Let us then consider the parts of the Grecian temple, and their combination, when it had already a cell surrounded by columns, with a roof over all, but remained otherwise in a style of primeval simplicity. The columns are arranged in form of a parallelogram, inclosing walls of the same figure. The shafts of the columns are surmounted with projecting caps; the architraves rest on these; the ends of the joists rest on the architraves, forming what is called the frieze: the eaves, overhanging the frieze, crown the work, forming what is thence called the cornice,

A building could not be raised on a simpler plan, one more evidently a single whole, with the parts more obviously belonging to one another, and all necessary to all; and yet with this simplicity there is a variety, that, if we consider it in detail, may appear surprizing. The variety is given by the separation and contrast of parts, leaving connecting bonds; so that the unity of the whole remains evident. The columns are so many separate solids, with voids of just space between them; connected above by the intablature; below by the floor: their circular form is contrasted

with the angular of all the rest of the building; and their perpendicular position with the horizontal lines below and above them. The small deviation of the outline of the shaft from the perpendicular, gives a character peculiar to itself, and the fluting multiplies this variety; producing a kind of intricacy highly amusing and pleasing to the eye, without involving it in any difficulty to comprehend the whole ; without anything adverse to the general character of simplicity. The horizontal lines of the architrave then contrast with the perpendicular, and nearly perpendicular, of the columns; yet they form one bond of connection for all. The projections in the frieze, called triglyphs, the moldings and breaks of the eaves or cornice, and the deviation from the horizontal in the lines of the roof, meeting in a point, as seen in front, and, as the eye discovers in other points of view, forming a ridge, complete the system of variety of parts, harmonized in a single and well-combined whole.

Farther to examine this building then let us place ourselves first overagainst the middle of the portico. The eye sees, you are aware, not the geometrical elevation, but the perspective. Looking then first downward, it sweeps over the level surface of the floor, on which all rests, and which connects all, interrupted by the shafts of the columns; between which, penetrating, it catches

the perspective of the lateral range of columns on each side. Raising the view then, it finds amusement among the converging and diverging lines of the shafts and their flutings, with their various lights and shadows. In following those lines it meets no check till it reaches the capital, thwarting them. This member introduces it to a new system of lines, those of the intablature, parallel to the floor from which it began its course. Here it discovers a new intricacy, which, if leisure occurs, may be examined with new amusement. To complete the survey then, the eye has only to glide by the easy, ascent of the pediment to the apex, a line quite in a new direction, but carrying it to no great distance from those before observed; whence descending again, it may glance over the whole, and all being harmonized, with all its variety it will strike as simple in its elegance.

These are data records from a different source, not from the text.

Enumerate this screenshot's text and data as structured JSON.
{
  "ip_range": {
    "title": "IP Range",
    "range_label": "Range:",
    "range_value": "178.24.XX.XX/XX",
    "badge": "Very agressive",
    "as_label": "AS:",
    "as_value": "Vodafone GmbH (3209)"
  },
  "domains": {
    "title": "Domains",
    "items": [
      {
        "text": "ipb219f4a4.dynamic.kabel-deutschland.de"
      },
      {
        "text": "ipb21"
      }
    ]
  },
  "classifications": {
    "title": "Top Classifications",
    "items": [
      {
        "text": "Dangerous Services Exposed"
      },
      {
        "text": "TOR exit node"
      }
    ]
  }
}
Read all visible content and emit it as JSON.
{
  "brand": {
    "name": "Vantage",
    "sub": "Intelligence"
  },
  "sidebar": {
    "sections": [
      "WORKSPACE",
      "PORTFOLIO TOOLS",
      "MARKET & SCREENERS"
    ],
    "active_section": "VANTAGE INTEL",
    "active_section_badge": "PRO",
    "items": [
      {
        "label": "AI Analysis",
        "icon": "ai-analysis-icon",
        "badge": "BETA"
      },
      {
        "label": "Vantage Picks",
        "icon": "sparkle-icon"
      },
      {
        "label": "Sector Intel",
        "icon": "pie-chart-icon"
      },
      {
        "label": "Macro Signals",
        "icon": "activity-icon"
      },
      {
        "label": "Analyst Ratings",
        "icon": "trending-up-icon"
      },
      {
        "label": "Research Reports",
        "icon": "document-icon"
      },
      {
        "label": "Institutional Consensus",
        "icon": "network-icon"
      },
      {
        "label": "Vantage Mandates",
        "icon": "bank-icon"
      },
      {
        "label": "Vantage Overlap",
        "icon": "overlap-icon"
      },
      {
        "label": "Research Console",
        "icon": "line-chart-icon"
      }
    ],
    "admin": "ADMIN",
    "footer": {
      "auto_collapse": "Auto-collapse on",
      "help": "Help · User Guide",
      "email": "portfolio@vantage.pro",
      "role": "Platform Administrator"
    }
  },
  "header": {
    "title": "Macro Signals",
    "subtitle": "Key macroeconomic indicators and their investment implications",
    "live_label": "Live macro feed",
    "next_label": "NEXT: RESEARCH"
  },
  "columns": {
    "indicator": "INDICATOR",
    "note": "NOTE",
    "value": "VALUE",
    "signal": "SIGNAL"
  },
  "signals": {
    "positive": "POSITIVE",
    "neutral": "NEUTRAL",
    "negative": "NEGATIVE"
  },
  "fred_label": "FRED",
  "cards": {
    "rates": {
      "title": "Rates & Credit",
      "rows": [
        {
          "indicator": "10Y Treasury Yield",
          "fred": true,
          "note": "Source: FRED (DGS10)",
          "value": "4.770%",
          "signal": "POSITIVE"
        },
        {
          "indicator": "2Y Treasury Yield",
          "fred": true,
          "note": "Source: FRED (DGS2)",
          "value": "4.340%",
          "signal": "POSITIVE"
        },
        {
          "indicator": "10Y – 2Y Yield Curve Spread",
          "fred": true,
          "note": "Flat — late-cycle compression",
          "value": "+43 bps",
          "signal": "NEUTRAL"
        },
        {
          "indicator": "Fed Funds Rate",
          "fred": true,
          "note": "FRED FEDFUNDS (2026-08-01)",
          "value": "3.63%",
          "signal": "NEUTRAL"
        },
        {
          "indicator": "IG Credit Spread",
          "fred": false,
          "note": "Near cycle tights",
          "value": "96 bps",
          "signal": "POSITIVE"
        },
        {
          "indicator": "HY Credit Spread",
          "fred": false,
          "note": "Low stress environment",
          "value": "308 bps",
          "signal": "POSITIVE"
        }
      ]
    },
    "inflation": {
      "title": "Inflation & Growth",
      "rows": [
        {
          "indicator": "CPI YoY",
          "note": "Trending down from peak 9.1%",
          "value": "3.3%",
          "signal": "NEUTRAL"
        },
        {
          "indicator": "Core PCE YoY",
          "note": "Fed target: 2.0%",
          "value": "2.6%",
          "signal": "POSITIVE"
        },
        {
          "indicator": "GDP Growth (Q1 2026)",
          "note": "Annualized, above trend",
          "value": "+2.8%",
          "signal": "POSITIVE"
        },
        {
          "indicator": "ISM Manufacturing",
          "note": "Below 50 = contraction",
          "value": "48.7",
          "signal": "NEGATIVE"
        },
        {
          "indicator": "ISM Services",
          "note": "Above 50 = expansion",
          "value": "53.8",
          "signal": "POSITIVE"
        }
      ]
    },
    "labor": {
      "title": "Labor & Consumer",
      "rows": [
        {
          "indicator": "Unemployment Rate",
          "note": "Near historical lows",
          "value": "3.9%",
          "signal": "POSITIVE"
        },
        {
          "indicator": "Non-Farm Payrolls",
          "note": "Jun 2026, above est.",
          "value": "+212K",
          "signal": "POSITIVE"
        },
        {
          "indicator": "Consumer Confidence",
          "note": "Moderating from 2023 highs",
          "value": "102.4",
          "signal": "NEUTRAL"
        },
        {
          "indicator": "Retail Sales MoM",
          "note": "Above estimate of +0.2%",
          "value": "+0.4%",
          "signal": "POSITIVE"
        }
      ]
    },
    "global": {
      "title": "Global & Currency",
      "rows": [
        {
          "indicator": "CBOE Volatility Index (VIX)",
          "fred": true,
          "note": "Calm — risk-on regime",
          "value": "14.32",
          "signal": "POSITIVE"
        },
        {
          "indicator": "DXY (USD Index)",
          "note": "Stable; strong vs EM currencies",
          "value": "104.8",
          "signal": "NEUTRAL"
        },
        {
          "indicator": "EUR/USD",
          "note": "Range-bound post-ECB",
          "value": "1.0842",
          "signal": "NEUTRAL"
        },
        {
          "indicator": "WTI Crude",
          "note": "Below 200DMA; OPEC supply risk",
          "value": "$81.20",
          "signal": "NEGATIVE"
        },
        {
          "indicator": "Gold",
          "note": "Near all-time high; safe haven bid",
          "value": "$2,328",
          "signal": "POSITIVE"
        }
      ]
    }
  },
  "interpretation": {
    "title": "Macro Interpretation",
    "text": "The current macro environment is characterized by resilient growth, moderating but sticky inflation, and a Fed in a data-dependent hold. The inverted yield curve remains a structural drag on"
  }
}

In this view, nevertheless, advantageous as it is, we take the building not in its most advantageous point. Far more varied and pleasing will be the effects, as the eye moves from the central station. Diverging, a little only, it will see still the interior of each lateral range of columns: but whereas, from the central point, it saw each range the exact counterpart of the other in lines, and differing only in the accidental and ever-altering* circumstances of light and shade, it now sees them in a perspective differing in the lines also.